Work

Begin Again

“In the beginner’s mind there are many possibilities, but in the expert’s there are few”
― Shunryu Suzuki, Zen Mind, Beginner’s Mind: Informal Talks on Zen Meditation and Practice

It’s usually the focus in their eyes I notice first. They may be 22, they may be 52, but they are starting something new. Their heightened situational awareness causes them to engage with the world around them in ways that are often only tapped into by a beginner. I’m here to argue that beginners shouldn’t have all the fun.

It’s the start of another new school year here in Round Rock and I have the privilege of greeting a few hundred new employees around this time each year. It’s always a celebration, but this year I’m bringing increased authenticity to my enthusiasm.

I’ve always been happy to greet these new folks, but there was always a sense of sympathy for the work ahead of them starting something new. They are either entering a new profession and don’t yet know what they don’t know. Or, they are experienced but joining a new organization. They will need to learn the culture, make new work friends, establish their reputation, create new routines, and find a parking spot. They must feel so unsettled.

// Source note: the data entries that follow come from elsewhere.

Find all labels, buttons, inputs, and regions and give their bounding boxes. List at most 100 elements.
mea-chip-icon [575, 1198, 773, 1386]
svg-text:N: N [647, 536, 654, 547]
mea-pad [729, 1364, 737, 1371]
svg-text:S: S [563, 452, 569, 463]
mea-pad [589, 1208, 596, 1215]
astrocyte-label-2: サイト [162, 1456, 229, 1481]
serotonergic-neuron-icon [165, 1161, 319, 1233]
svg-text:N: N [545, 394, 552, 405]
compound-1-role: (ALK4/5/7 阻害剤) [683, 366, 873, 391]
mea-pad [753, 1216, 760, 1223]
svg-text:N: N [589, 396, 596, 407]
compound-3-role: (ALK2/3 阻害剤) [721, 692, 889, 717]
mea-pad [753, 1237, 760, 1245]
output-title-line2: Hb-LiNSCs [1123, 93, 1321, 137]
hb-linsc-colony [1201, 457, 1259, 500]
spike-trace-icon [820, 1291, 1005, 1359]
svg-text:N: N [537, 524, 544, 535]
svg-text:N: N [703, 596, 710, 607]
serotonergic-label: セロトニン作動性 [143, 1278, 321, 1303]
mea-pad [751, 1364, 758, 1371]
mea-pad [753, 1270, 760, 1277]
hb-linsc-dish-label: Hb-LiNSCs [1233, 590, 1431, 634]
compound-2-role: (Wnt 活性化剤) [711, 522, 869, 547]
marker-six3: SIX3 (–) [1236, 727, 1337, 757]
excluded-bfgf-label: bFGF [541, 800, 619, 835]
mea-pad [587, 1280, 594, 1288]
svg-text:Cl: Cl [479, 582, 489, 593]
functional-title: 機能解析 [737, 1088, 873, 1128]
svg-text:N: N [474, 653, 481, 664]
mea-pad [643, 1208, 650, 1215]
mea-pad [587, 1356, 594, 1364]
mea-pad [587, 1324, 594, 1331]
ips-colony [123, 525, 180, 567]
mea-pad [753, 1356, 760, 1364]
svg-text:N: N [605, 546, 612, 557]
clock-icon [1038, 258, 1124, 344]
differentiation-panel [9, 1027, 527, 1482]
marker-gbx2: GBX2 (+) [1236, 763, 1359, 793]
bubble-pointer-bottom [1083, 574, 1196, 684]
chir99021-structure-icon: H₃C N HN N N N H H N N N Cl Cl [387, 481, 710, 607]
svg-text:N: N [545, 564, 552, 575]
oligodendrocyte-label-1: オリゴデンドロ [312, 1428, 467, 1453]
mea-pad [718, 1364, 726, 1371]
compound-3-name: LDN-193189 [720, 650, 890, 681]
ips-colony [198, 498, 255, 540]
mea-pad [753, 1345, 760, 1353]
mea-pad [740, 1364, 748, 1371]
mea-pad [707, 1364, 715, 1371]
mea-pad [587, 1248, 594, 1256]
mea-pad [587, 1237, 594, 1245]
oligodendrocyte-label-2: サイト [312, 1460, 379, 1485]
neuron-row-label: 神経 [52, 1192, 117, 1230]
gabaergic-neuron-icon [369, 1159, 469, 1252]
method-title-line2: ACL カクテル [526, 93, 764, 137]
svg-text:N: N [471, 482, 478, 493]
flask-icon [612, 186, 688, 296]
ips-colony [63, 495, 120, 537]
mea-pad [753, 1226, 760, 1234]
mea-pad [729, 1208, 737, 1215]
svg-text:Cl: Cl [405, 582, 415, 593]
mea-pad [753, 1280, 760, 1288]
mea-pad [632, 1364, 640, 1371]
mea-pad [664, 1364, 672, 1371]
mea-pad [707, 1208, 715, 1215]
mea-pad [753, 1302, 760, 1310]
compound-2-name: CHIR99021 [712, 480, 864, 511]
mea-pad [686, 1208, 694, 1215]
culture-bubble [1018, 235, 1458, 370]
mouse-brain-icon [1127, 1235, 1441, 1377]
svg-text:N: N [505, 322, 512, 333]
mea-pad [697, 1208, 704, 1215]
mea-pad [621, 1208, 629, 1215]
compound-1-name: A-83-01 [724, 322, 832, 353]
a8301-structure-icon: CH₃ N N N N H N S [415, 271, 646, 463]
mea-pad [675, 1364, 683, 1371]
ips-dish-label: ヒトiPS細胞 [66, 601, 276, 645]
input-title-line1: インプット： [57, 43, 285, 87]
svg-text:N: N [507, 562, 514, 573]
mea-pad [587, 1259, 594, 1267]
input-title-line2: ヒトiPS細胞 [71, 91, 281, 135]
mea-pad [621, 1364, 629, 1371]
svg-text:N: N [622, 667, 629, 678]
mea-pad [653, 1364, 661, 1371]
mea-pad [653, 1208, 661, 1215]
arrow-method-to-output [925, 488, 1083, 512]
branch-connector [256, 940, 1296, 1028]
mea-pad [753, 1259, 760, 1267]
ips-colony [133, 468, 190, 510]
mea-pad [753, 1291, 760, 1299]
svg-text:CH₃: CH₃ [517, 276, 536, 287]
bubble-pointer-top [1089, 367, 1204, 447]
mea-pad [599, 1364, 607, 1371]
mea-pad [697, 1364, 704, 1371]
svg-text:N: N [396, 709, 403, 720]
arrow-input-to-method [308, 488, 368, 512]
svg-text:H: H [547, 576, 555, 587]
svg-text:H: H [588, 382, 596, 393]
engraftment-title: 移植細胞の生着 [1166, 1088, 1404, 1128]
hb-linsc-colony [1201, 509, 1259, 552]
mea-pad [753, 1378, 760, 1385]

They are walking into a new building and the only thing they know for sure is that they will meet new people. They get to be whoever they want. We don’t know them yet so even if they were the fool in their last job, they get a new start with us.

Maybe it’s turning 40 soon, or maybe it’s reaching a certain level of comfort, but I’m finding my feelings for these beginners turn from sympathy to envy. And while we can’t turn back the clock, and may not want to find a new job, how can we tap into the mindset that comes from starting something new? From beginning again?

When Suzuki was speaking of Beginner’s Mind he reminded us:

For a while you will keep your beginner’s mind, but if you continue to practice one, two, three years or more, although you may improve some, you are liable to lose the limitless meaning of original mind.

The hard part he goes on to say is not balancing our expert and beginner’s mind, it’s not a dualistic approach. The two ways of thinking do not balance each other. There is a finite amount of space for our mindset and the expert’s mind is in direct competition with the beginner’s mind. Satisfaction comes from learning, improving our craft, growing our skillset, without losing the beginner’s mind. Much easier said than done.

We must remain the learner…even when we are mentoring others. Because we are not really mentoring them. We are learning with them and just playing a different role. None of us really know what we are doing. We are just doing our best.

He goes on to tell us:

The same thing will happen in your other Zen practices. For a while you will keep your beginner’s mind, but if you continue to practice one, two, three years or more, although you may improve some, you are liable to lose the limitless meaning of original mind.